Brittany Murray/MediaNews Group/Long Beach Press-Telegram via Getty Images By Nai Ya Maji ·Updated June 18, 2022
Black abolitionists and civil rights leaders risked their lives to pass on to our generation the freedoms they weren’t able to experience. As a way to honor their efforts, honor our own well-being, as well as that of our children, we should make a conscious effort to pursue the next steps toward liberation: mental and spiritual healing.
In addition to the profound range of artistry, scholarly intellect, innate athleticism, style and grace, and the creative and technological innovations that have immensely influenced modern culture, one thing I’ve come to admire about the Black community is our resiliency.
Though we are survivors, our spirit of perseverance is inevitably accompanied by deep-rooted, generational trauma.
While society persistently uses indoctrination to undermine our historical truths, educational resources like the Equal Justice Initiative’s report on Lynching In America, Nikole Hannah-Jones’ book, 1619 Project, and Isabel Wilkerson’s book, Caste, reveal the gory details of our past. That includes violent rape to brutal whippings, castration, public spectacle lynchings, mob violence, convict leasing, false convictions and socio-economic marginalization, just to name a few.

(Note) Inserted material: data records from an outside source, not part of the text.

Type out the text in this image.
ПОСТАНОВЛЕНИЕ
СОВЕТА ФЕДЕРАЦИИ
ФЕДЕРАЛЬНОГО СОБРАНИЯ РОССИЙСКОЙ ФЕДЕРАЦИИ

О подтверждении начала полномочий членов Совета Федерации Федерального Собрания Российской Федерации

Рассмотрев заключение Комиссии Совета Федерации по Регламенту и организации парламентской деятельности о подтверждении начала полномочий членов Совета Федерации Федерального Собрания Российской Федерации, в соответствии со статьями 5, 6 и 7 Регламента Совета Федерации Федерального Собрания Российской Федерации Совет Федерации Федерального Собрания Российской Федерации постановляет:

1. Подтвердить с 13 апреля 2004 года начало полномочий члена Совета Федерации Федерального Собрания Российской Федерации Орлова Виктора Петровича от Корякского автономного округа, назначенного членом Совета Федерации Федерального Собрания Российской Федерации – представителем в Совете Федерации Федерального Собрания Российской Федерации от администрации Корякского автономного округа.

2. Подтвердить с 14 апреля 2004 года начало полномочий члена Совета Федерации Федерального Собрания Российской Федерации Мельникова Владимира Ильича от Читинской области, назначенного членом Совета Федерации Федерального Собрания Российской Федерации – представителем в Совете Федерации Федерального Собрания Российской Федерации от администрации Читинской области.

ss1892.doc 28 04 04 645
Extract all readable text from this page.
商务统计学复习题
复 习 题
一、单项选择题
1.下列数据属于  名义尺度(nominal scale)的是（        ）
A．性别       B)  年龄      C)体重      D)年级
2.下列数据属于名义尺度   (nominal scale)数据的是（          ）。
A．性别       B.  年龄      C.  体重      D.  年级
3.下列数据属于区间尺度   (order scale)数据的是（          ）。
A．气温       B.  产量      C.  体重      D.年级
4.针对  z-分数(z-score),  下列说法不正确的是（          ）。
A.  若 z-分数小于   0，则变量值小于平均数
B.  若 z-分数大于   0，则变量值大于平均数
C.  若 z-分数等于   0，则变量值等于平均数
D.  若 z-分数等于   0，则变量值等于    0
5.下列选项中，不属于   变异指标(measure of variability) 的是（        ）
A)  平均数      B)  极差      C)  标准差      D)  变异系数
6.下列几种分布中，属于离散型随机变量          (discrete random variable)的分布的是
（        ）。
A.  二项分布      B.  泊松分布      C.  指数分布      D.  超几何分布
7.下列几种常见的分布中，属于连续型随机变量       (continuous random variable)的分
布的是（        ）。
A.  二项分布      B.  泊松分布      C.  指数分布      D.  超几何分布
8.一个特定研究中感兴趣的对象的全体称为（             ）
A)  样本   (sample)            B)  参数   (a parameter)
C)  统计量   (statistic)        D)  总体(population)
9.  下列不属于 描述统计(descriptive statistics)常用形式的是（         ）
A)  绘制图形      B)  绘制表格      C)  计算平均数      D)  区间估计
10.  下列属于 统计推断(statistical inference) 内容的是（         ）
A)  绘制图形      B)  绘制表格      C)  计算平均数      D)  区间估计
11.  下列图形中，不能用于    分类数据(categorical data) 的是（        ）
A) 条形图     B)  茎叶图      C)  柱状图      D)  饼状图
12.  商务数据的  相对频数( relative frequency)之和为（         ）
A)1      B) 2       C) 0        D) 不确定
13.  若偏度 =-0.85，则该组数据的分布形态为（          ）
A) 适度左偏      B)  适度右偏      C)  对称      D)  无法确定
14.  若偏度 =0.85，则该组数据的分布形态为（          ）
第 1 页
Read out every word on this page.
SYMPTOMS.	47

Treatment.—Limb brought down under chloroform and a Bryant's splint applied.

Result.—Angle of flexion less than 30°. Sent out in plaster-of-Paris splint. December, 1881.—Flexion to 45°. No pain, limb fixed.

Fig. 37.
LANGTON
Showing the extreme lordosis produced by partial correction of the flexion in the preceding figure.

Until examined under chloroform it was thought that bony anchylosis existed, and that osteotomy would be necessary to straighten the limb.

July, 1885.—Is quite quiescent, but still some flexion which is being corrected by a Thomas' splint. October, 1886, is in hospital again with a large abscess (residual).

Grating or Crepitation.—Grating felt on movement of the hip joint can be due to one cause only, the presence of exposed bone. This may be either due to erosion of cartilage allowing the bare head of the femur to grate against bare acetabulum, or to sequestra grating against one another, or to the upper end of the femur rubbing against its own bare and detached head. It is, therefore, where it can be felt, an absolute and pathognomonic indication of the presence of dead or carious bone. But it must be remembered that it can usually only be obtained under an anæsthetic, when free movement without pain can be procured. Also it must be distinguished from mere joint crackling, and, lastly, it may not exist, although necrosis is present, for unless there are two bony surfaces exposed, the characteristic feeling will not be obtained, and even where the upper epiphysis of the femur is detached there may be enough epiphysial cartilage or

These findings make one thing clear: though we are physically free, it does not nullify the emotionally traumatic nuances passed on through generations due to enduring centuries of chattel slavery, racial terrorism, and institutionalized deviance and oppression.
Many psychological studies have been done on the notions of intergenerational trauma. One of which is psychotherapist Brandon Jones’ research on the Legacy of Trauma where he identifies the effects of epigenetics and “how the experiences of previous generations can affect who we are” and “how our genes are ‘expressed.’” His research findings further elaborate on how “epigenetic changes may be passed down from parent to child, directly affecting genes that control risk for conditions such as obesity, diabetes, anxiety and depression.”

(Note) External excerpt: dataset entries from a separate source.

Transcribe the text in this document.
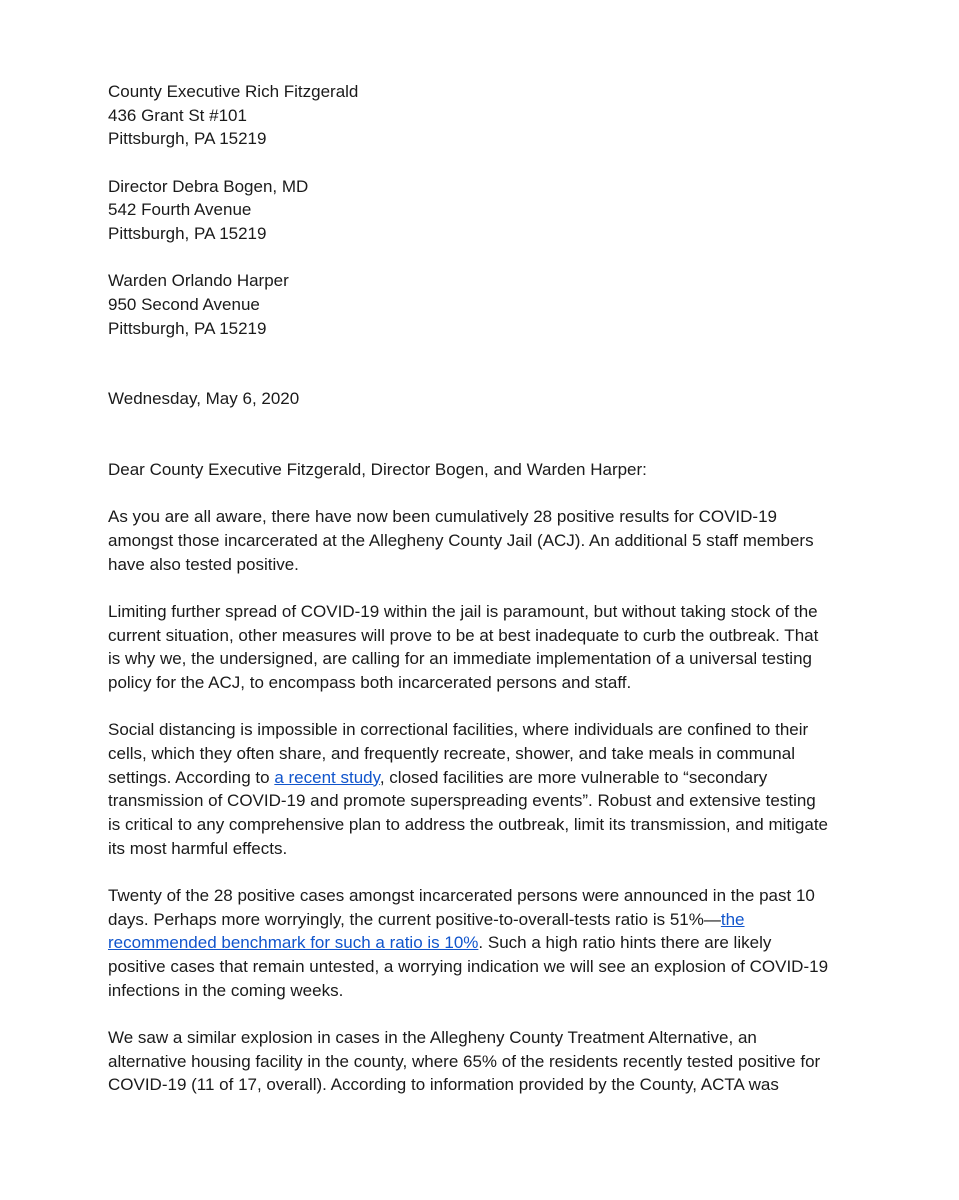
County Executive Rich Fitzgerald
436 Grant St #101
Pittsburgh, PA 15219
Director Debra Bogen, MD
542 Fourth Avenue
Pittsburgh, PA 15219
Warden Orlando Harper
950 Second Avenue
Pittsburgh, PA 15219
Wednesday, May 6, 2020
Dear County Executive Fitzgerald, Director Bogen, and Warden Harper:
As you are all aware, there have now been cumulatively 28 positive results for COVID-19
amongst those incarcerated at the Allegheny County Jail (ACJ). An additional 5 staff members
have also tested positive.
Limiting further spread of COVID-19 within the jail is paramount, but without taking stock of the
current situation, other measures will prove to be at best inadequate to curb the outbreak. That
is why we, the undersigned, are calling for an immediate implementation of a universal testing
policy for the ACJ, to encompass both incarcerated persons and staff.
Social distancing is impossible in correctional facilities, where individuals are confined to their
cells, which they often share, and frequently recreate, shower, and take meals in communal
settings. According to a recent study, closed facilities are more vulnerable to “secondary
transmission of COVID-19 and promote superspreading events”. Robust and extensive testing
is critical to any comprehensive plan to address the outbreak, limit its transmission, and mitigate
its most harmful effects.
Twenty of the 28 positive cases amongst incarcerated persons were announced in the past 10
days. Perhaps more worryingly, the current positive-to-overall-tests ratio is 51%—the
recommended benchmark for such a ratio is 10%. Such a high ratio hints there are likely
positive cases that remain untested, a worrying indication we will see an explosion of COVID-19
infections in the coming weeks.
We saw a similar explosion in cases in the Allegheny County Treatment Alternative, an
alternative housing facility in the county, where 65% of the residents recently tested positive for
COVID-19 (11 of 17, overall). According to information provided by the County, ACTA was
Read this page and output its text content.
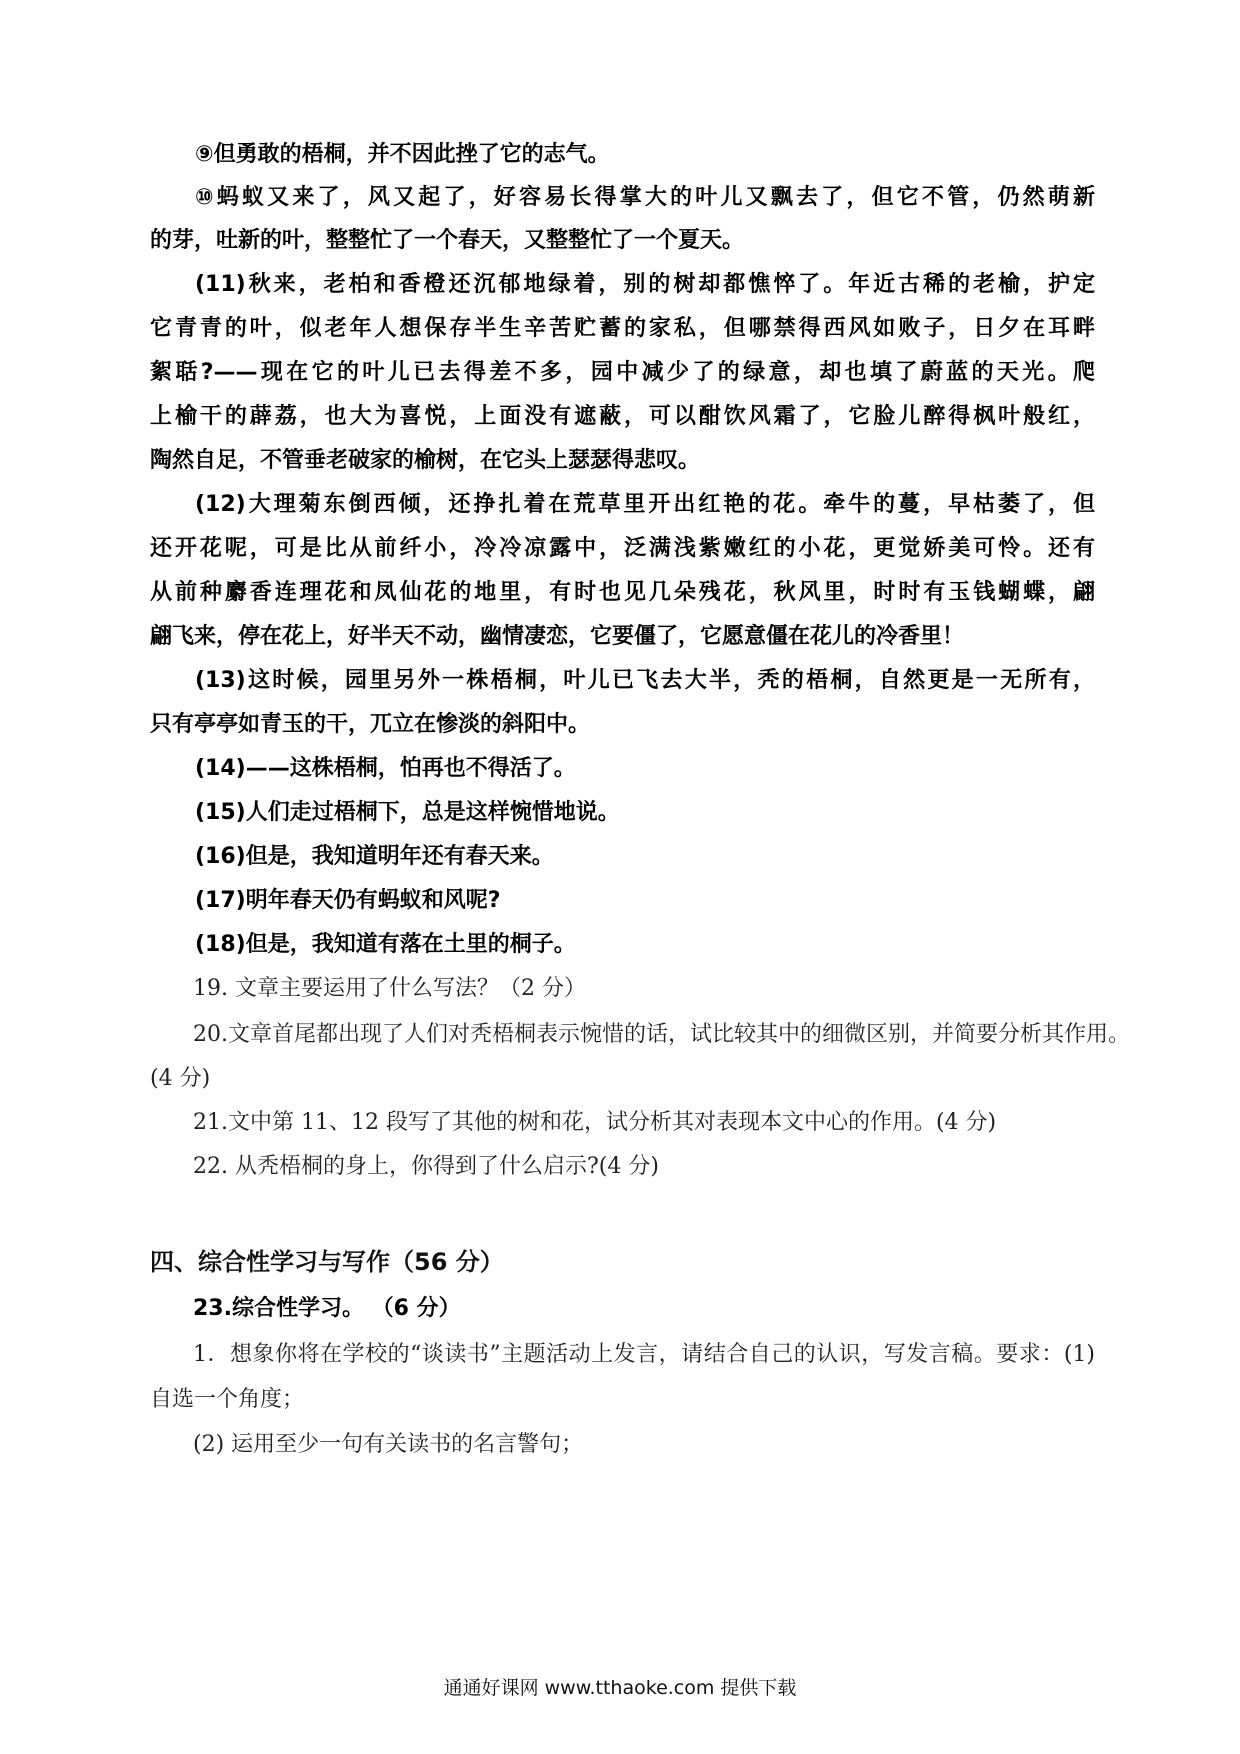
⑨但勇敢的梧桐，并不因此挫了它的志气。
⑩蚂蚁又来了，风又起了，好容易长得掌大的叶儿又飘去了，但它不管，仍然萌新
的芽，吐新的叶，整整忙了一个春天，又整整忙了一个夏天。
(11)秋来，老柏和香橙还沉郁地绿着，别的树却都憔悴了。年近古稀的老榆，护定
它青青的叶，似老年人想保存半生辛苦贮蓄的家私，但哪禁得西风如败子，日夕在耳畔
絮聒?——现在它的叶儿已去得差不多，园中减少了的绿意，却也填了蔚蓝的天光。爬
上榆干的薜荔，也大为喜悦，上面没有遮蔽，可以酣饮风霜了，它脸儿醉得枫叶般红，
陶然自足，不管垂老破家的榆树，在它头上瑟瑟得悲叹。
(12)大理菊东倒西倾，还挣扎着在荒草里开出红艳的花。牵牛的蔓，早枯萎了，但
还开花呢，可是比从前纤小，冷冷凉露中，泛满浅紫嫩红的小花，更觉娇美可怜。还有
从前种麝香连理花和凤仙花的地里，有时也见几朵残花，秋风里，时时有玉钱蝴蝶，翩
翩飞来，停在花上，好半天不动，幽情凄恋，它要僵了，它愿意僵在花儿的冷香里！
(13)这时候，园里另外一株梧桐，叶儿已飞去大半，秃的梧桐，自然更是一无所有，
只有亭亭如青玉的干，兀立在惨淡的斜阳中。
(14)——这株梧桐，怕再也不得活了。
(15)人们走过梧桐下，总是这样惋惜地说。
(16)但是，我知道明年还有春天来。
(17)明年春天仍有蚂蚁和风呢?
(18)但是，我知道有落在土里的桐子。
19. 文章主要运用了什么写法？（2 分）
20.文章首尾都出现了人们对秃梧桐表示惋惜的话，试比较其中的细微区别，并简要分析其作用。
(4 分)
21.文中第 11、12 段写了其他的树和花，试分析其对表现本文中心的作用。(4 分)
22. 从秃梧桐的身上，你得到了什么启示?(4 分)
四、综合性学习与写作（56 分）
23.综合性学习。 （6 分）
1．想象你将在学校的“谈读书”主题活动上发言，请结合自己的认识，写发言稿。要求：(1)
自选一个角度；
(2) 运用至少一句有关读书的名言警句；
通通好课网 www.tthaoke.com 提供下载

Dr. Joy DeGruy has also highlighted her expansive 12-year research on the theory of post-traumatic slave syndrome (P.T.S.S.). It explains “the etiology of many of the adaptive survival behaviors in African American communities,” which “exists as a consequence of multigenerational oppression of Africans and their descendants resulting from centuries of chattel slavery.”

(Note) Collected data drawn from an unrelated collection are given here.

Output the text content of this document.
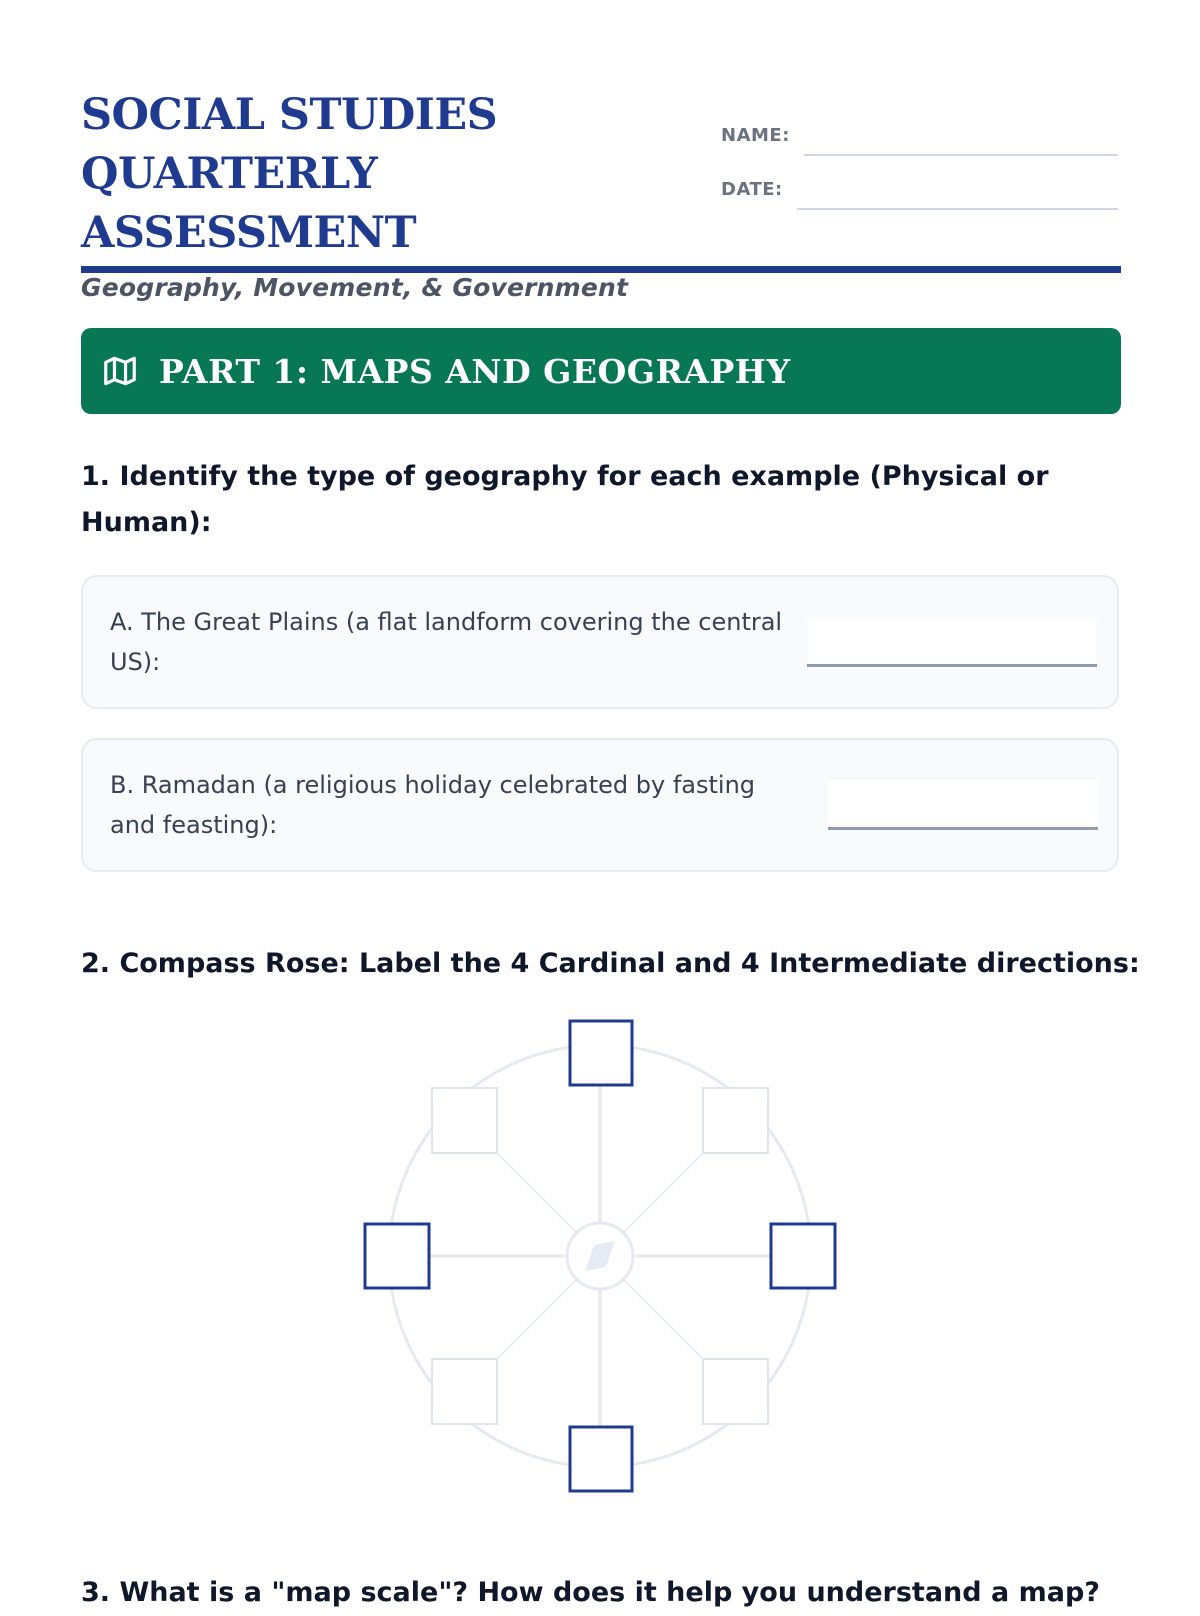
SOCIAL STUDIES
QUARTERLY ASSESSMENT
Geography, Movement, & Government
NAME:
DATE:
PART 1: MAPS AND GEOGRAPHY
1. Identify the type of geography for each example (Physical or Human):
A. The Great Plains (a flat landform covering the central US):
B. Ramadan (a religious holiday celebrated by fasting and feasting):
2. Compass Rose: Label the 4 Cardinal and 4 Intermediate directions:
3. What is a "map scale"? How does it help you understand a map?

The trauma in our DNA and the inferior, self-destructive mentality we carry from being deprived and terrorized for 400 years shows us how mental, emotional, and spiritual healing is a necessity for our overall well-being.
Centuries of being severely traumatized cannot be counteracted in just a few years, but we can begin our healing journey by unlocking our mind through self-knowledge and therapy, building emotional and social intelligence, and finding spiritual healing, amongst other things.
This is the next step toward moving closer to Black liberation and reversing generational curses of trauma and ignorance.
So it’s important for us to use holidays like Juneteenth and Black History Month to not just celebrate our freedom and how far we have come, but also to remind ourselves of how far we still have to go and the healing and inner work that still has to be done.
As the great Marcus Garvey said, “We are going to emancipate ourselves from mental slavery, for though others may free the body, none but ourselves can free the mind.”